Second part of the benchmark: scaling to 6 brokers and 6 partitions
With 240 process instances per second being spawned, we send the commands to scale the cluster.
We first scale the zeebe statefulset to 6 brokers. As soon as the new brokers are running, even before they are healthy,
we can send the command to include them in the cluster and to increase the number of partition to 6.
This can be done following the guide in the official docs.
Once the scaling has been completed, as can be seen from the Cluster operation section in the dashboard, we see the newly created partitions participate in the workload.
We now have the following topology:
As we did before, let's start increasing the load incrementally as we did with the other cluster configuration.
| Time | Brokers | Partitions | Throughput | CPU Usage | Throttling (CPU) | Backpressure | Notes |
|---|---|---|---|---|---|---|---|
| 10:27 | 6 | 6 | 240 PI/s | 0.92/1.26/0.74/0.94/0.93/0.93 | 2.8/6.0/0.3/2.8/3.4/3.18 | 0 | After scale up |
| 11:05 | 6 | 6 | 300 PI/s | 1.17/1.56/1.06/1.23/1.19/1.18 | 9%/29%/0.6%/9%/11%/10% | 0 | Stable |
| 11:10 | 6 | 6 | 360 PI/s | 1.39/1.76/1.26/1.43/1.37/1.42 | 19%/42%/2%/16%/21%/22% | 0 | Stable |
| 11:10 | 6 | 6 | 420 PI/s | 1.76/1.89/1.50/1.72/1.50/1.70 | 76%/84%/52%/71%/60%/65% | 0 (spurts on 1 partition) | Pushing hard |
However, at 11:32 one of the workers restarted, causing a spike in the processing due to jobs being yielded back to the engine, less jobs to be activated, and thus less to be completed. This caused a job backlog to build up in the engine. Once the worker restarted, the backlog was drained, leading to a spike in job completion requests: around 820 req/s, as opposed to the expected 420 req/s.
Because of this extra load, the cluster started to consume even more CPU, resulting in heavy CPU throttling from the cloud provider.
On top of this, eventually a broker restarted (most likely as we run on spot VMs). In order to continue with our test, we scaled the load down to 60 PI/s to give the cluster the time to heal.
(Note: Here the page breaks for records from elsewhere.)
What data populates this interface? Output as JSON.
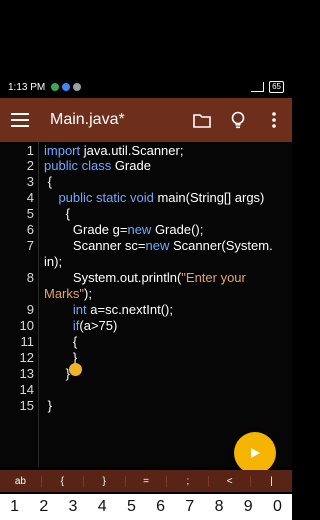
{
  "status": {
    "time": "1:13 PM",
    "battery": "65"
  },
  "appbar": {
    "title": "Main.java*",
    "icons": [
      "menu-icon",
      "folder-icon",
      "lightbulb-icon",
      "more-vert-icon"
    ]
  },
  "editor": {
    "lines": [
      {
        "n": "1",
        "segs": [
          {
            "t": "import",
            "c": "kw"
          },
          {
            "t": " java.util.Scanner;",
            "c": ""
          }
        ]
      },
      {
        "n": "2",
        "segs": [
          {
            "t": "public class",
            "c": "kw"
          },
          {
            "t": " Grade",
            "c": ""
          }
        ]
      },
      {
        "n": "3",
        "segs": [
          {
            "t": " {",
            "c": ""
          }
        ]
      },
      {
        "n": "4",
        "segs": [
          {
            "t": "    ",
            "c": ""
          },
          {
            "t": "public static void",
            "c": "kw"
          },
          {
            "t": " main(String[] args)",
            "c": ""
          }
        ]
      },
      {
        "n": "5",
        "segs": [
          {
            "t": "      {",
            "c": ""
          }
        ]
      },
      {
        "n": "6",
        "segs": [
          {
            "t": "        Grade g=",
            "c": ""
          },
          {
            "t": "new",
            "c": "kw"
          },
          {
            "t": " Grade();",
            "c": ""
          }
        ]
      },
      {
        "n": "7",
        "segs": [
          {
            "t": "        Scanner sc=",
            "c": ""
          },
          {
            "t": "new",
            "c": "kw"
          },
          {
            "t": " Scanner(System.",
            "c": ""
          }
        ]
      },
      {
        "n": "",
        "segs": [
          {
            "t": "in);",
            "c": ""
          }
        ]
      },
      {
        "n": "8",
        "segs": [
          {
            "t": "        System.out.println(",
            "c": ""
          },
          {
            "t": "\"Enter your",
            "c": "str"
          }
        ]
      },
      {
        "n": "",
        "segs": [
          {
            "t": "Marks\"",
            "c": "str"
          },
          {
            "t": ");",
            "c": ""
          }
        ]
      },
      {
        "n": "9",
        "segs": [
          {
            "t": "        ",
            "c": ""
          },
          {
            "t": "int",
            "c": "kw"
          },
          {
            "t": " a=sc.nextInt();",
            "c": ""
          }
        ]
      },
      {
        "n": "10",
        "segs": [
          {
            "t": "        ",
            "c": ""
          },
          {
            "t": "if",
            "c": "kw"
          },
          {
            "t": "(a>75)",
            "c": ""
          }
        ]
      },
      {
        "n": "11",
        "segs": [
          {
            "t": "        {",
            "c": ""
          }
        ]
      },
      {
        "n": "12",
        "segs": [
          {
            "t": "        }",
            "c": ""
          }
        ]
      },
      {
        "n": "13",
        "segs": [
          {
            "t": "      }",
            "c": ""
          }
        ]
      },
      {
        "n": "14",
        "segs": [
          {
            "t": "",
            "c": ""
          }
        ]
      },
      {
        "n": "15",
        "segs": [
          {
            "t": " }",
            "c": ""
          }
        ]
      }
    ]
  },
  "symbols": [
    "ab",
    "{",
    "}",
    "=",
    ";",
    "<",
    "|"
  ],
  "numbers": [
    "1",
    "2",
    "3",
    "4",
    "5",
    "6",
    "7",
    "8",
    "9",
    "0"
  ]
}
Once the cluster was healthy again, we raised the throughput back to 480 PI/s to verify the scalability with twice as much throughput as the initial configuration.
The cluster was able to sustain 480 process instances per second with similar levels of backpressure of the initial configuration:
We can see below that CPU usage is high, and there is still some throttling, indicating we might be able to do more with a little bit of vertical scaling, or by scaling out and reducing the number of partitions per broker:
Conclusion
We were able to verify that the cluster can scale almost linearly with new brokers and partitions, so long as the other components, like the secondary storage, workers, connectors, etc., are able to sustain a similar.
In particular, making sure that the secondary storage is able to keep up with the throughput turned out to be crucial to keep the cluster stable in order to avoid filling up the Zeebe disks, which would bring to a halt the cluster.
We encountered a similar issue when one worker restarts: initially it creates a backlog of unhandled jobs, which turns into a massive increase in requests per second when the worker comes back, as it starts activating jobs faster than the cluster can complete them.
Finally, with this specific test, it would be interesting to explore the limits of vertical scalability, as we often saw CPU throttling being a major blocker for processing. This would make for an interesting future experiment.